Optimize disk and memory performance


Disk and memory are arguably the resources that can make the most positive impact on improving client computer performance. Use the following guidelines to help to optimize disk and memory performance in your Windows computer.

  • Select a 64-bit version of Windows. Using a 64-bit version enables your computer to use more memory than the 4 GB limitation imposed by 32-bit operating systems. If your computer has more than 4 GB of memory, or if you can add additional memory beyond 4 GB, then select a 64-bit version of Windows.

  • Avoid shared memory video. Some video adapters use shared system memory. This means that the video adapter uses memory for display purposes that would otherwise be available for servicing applications. Some computers come equipped with video adapters that use dedicated onboard memory for display purposes, ensuring that more memory is available for applications.

  • Optimize paging.
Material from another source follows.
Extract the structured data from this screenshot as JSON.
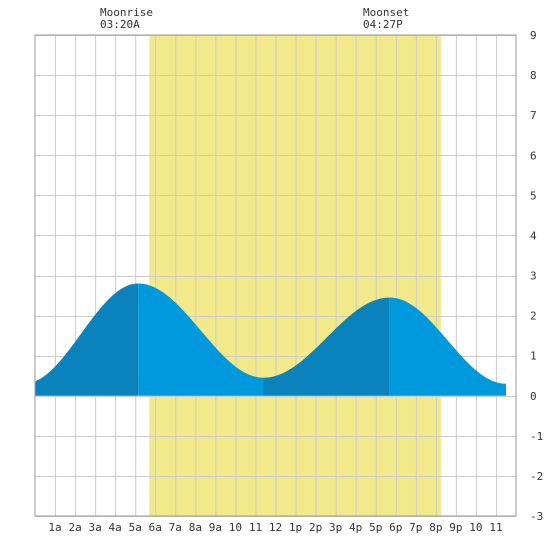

For most single disk drive computers that run Windows, leaving the paging file settings at the default values is adequate. However, you might gain a small performance benefit by following these guidelines:

    • Create the paging file on a different physical disk than the operating system disk. Paging is a disk-intensive task. If you distribute the disk load across all of your computer’s available disks, you minimize the likelihood of performance bottlenecks affecting the disk subsystem. By optimizing the disk subsystem, you can make the paging process as efficient as possible. If you have a device with an SSD as the primary disk and a normal hard disk as the secondary disk, moving the paging file is not likely to improve performance.
    • Configure a fixed-size paging file. A paging file that can grow on the disk might encompass fragmented areas of the disk volume. By configuring a fixed-size paging file, you can ensure that the paging file does not encompass fragmented areas.
    • On non-SSD drives, ensure that the disk volume is not fragmented when you create the paging file. If you want to create a fixed-size paging file on a computer that already has a paging file, ensure that you do not create a paging file that encompasses fragmented areas of the disk. Additionally, before you create a fixed-size paging file, you should configure the computer to use no paging, and then defragment the volumes.
    • When you configure the paging file, ensure that its size is sufficient. Recommendations specify that an initial paging file should be equivalent to the amount of installed memory, and a maximum paging file size that is equal to twice the initial value. Consequently, you should create a fixed-size paging file that is equal to or twice the size of the physical memory.
    • Add physical memory to a computer that is paging excessively. If you investigate performance on a computer with a memory bottleneck, you often find that disk performance is low as well. By adding extra physical memory to the computer you can reduce the load on the disk subsystem and thereby improve both memory and disk performance.
  • Implement faster disks. Disk speed is measured in revolutions per minute (rpm), and average seek times are measured in milliseconds. Install disks running 7200 rpm or faster, and select disks with the lowest seek time. On desktop computers, you also can install a disk controller that supports a faster bus type. The first Serial ATA (SATA) standard supports transfer rates up to 150 megabytes per second (MBps) whereas the latest SATA standard supports transfer rates up to almost 2000 MBps. Changing your disk controller and disks that support the new disk controller could improve the disk subsystem performance considerably.

  • Consider using SSDs. SSDs use flash memory technology and have no moving parts. They can operate faster than traditional disks, but they are more expensive. Carefully research the specific vendor and model of disk. Some disks provide higher write performance, and some provide higher read performance. In systems that support multiple drives where SSD cost is a concern, consider a smaller SSD drive to store the OS and a SATA drive for apps and data.

  • Defragment volumes that are used heavily. You can use either the built-in disk Optimize Drives tool or another company’s tools, some of which support the defragmentation of files such as Hiberfil.sys and Pagefile.sys. Windows optimizes drives automatically once a week and will run the proper optimization automatically (defragmenting SATA drives or running TRIM on SSDs).

  • Ensure that you enable write-caching. You can use Device Manager to examine the properties of any installed disks, and to verify that write-caching is enabled.

  • Distribute the memory load across all available disks. If your computer has multiple physical disks, consider distributing disk-intensive activities across these disks. For example, you can install the Windows operating system and applications on one disk, the paging file on another disk, and your data files on a third disk.